Kiran Millwood Hargrave has created a rich, dark world in which to tell the story of two of literature’s most mysterious women. The story she weaves is so captivating that readers will have a hard time putting down The Deathless Girls.
They say the thirst of blood is like a madness – they must sate it. Even with their own kin.
On the eve of her divining, the day she’ll discover her fate, seventeen-year-old Lil and her twin sister Kizzy are captured and enslaved by the cruel Boyar Valcar, taken far away from their beloved traveller community.
Forced to work in the harsh and unwelcoming castle kitchens, Lil is comforted when she meets Mira, a fellow slave who she feels drawn to in a way she doesn’t understand.
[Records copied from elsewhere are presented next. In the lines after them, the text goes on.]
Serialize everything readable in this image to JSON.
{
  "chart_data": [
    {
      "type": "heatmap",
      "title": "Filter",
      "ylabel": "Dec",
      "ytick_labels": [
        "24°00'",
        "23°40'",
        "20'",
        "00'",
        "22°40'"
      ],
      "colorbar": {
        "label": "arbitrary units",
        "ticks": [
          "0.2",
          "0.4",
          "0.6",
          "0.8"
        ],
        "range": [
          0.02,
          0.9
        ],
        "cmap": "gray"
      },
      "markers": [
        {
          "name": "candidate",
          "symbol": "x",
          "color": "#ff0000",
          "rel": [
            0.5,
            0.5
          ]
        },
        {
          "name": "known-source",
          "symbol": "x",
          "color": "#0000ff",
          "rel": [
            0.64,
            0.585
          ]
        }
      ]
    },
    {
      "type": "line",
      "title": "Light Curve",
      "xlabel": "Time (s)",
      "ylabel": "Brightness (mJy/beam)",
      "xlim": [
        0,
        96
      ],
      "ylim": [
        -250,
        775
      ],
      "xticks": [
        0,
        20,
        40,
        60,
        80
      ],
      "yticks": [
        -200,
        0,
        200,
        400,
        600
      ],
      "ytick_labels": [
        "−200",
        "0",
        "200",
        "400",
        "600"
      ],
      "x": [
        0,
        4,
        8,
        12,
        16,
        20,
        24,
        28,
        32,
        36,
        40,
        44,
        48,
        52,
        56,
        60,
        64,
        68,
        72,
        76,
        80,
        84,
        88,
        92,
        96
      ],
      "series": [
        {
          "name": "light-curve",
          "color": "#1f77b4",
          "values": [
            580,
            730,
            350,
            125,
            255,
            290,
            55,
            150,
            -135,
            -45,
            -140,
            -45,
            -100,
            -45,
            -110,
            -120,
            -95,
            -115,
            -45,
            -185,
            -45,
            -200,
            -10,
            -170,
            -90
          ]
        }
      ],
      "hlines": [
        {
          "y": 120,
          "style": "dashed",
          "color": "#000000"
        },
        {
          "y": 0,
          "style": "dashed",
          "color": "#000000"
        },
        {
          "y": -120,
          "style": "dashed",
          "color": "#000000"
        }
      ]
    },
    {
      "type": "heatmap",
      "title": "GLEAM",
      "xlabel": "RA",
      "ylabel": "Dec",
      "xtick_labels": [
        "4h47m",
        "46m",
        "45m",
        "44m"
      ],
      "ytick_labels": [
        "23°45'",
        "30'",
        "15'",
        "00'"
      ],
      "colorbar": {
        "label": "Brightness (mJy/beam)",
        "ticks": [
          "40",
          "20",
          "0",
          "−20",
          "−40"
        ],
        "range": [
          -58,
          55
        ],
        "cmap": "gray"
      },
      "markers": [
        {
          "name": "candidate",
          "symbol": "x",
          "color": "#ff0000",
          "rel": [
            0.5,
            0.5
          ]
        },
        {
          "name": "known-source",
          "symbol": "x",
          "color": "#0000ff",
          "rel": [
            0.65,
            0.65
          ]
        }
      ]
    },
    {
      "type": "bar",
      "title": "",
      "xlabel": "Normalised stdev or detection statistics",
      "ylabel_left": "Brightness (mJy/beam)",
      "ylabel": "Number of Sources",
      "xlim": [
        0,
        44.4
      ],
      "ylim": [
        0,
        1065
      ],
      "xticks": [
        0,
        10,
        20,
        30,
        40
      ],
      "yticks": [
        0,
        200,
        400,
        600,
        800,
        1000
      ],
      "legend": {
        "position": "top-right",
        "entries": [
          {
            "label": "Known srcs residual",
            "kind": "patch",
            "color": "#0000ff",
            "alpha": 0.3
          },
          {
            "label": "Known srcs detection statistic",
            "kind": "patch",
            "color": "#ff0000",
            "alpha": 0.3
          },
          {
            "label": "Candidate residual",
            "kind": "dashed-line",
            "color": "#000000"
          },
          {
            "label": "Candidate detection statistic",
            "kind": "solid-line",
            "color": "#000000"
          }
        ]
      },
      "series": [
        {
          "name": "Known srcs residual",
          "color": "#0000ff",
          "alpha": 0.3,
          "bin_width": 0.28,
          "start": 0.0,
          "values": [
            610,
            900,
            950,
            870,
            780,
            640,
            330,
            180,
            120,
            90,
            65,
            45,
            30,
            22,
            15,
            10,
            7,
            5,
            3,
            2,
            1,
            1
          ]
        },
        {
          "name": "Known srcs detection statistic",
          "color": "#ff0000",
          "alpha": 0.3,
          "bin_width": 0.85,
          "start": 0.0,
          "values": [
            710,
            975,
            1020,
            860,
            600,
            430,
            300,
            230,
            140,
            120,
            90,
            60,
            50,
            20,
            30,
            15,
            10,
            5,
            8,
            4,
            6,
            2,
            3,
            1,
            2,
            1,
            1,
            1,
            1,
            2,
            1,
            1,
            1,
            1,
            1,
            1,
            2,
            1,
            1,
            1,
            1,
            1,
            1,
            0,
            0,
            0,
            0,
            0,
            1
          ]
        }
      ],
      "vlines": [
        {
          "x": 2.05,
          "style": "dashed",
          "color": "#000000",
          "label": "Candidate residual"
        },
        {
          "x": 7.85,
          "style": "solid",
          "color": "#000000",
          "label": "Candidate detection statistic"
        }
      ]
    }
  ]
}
But she also learns about the Dragon, a mysterious and terrifying figure of myth and legend who takes girls as gifts.
They may not have had their divining day, but the girls will still discover their fate…
The Deathless Girls begins a long time prior to the setting of Bram Stoker’s Dracula, in a time where Travellers are common. Our main characters, Lil and Kizzy, are introduced in the setting of their family and Traveller way of life, which begins their wonderfully rich backstory.
I fell in love with this novel within the first few lines, as the writing immediately felt lyrical. The descriptions were constantly vivid which evoked strong reactions. Descriptions of beautiful things had me wanting to live in the world, but those of awful events had me feeling horrified.
There are some dark themes in this novel. Kiran Millwood Hargrave truly places vampires back in their traditional fearsome place. There is no hidden romance here, no dark and brooding supernatural creature come to whisk our girls off their feet. Instead, we are presented with monster upon monster, and shown the harsh realities of such a creature.
But the vampires are not the only evil in the novel. Other, human characters also fill the antagonist role. The things they do and say are shocking and devastating, but this adds to the depth of the story. The evil in this novel is varied, meaning Lil and Kizzy are tested on many levels. It brings out the best and worst in them, and I particularly loved Hargrave’s representation of people responding differently to the same situation.
There is some lovely character development in The Deathless Girls. Lil tells the story, and we watch as she struggles with being the twin of someone she considers much more beautiful and talented than herself. At the beginning, she falls victim to this insecurity, appearing weak in the shadow of her fierce sister. However, as the plot progresses she demonstrates strength without Kizzy. She develops into a much more confident character by the end.
Despite their differences, the relationship between the sisters is a delight to read. They look after each other, as well as other members of their group, with such passion that I couldn’t help but admire it. It was really enjoyable to read a novel focussed on familial bonds.
But Hargrave doesn’t stop there. Lil begins to develop feelings for another girl. The only problem any of the characters have with their relationship is that the girl is Settled, not because it is an f/f relationship. Although there are some hints that the wider world wouldn’t be as accepting of them, I thought it refreshing to see this kind of relationship come to life without being taboo.
Although I knew what the outcome of the novel had to be, I desperately wished it would somehow be different. The Deathless Girls is written so beautifully and vividly that it is impossible not to feel a connection with our main characters. I only wanted the best for them, and was devastated when they reached the inevitable ending.
I loved this take on the ‘wives of Dracula’. It wasn’t what I expected, and I am glad of Hargrave’s decision to paint vampires back in their dastardly light. I highly recommend this novel. It is a fast-paced, interesting, and beautiful read.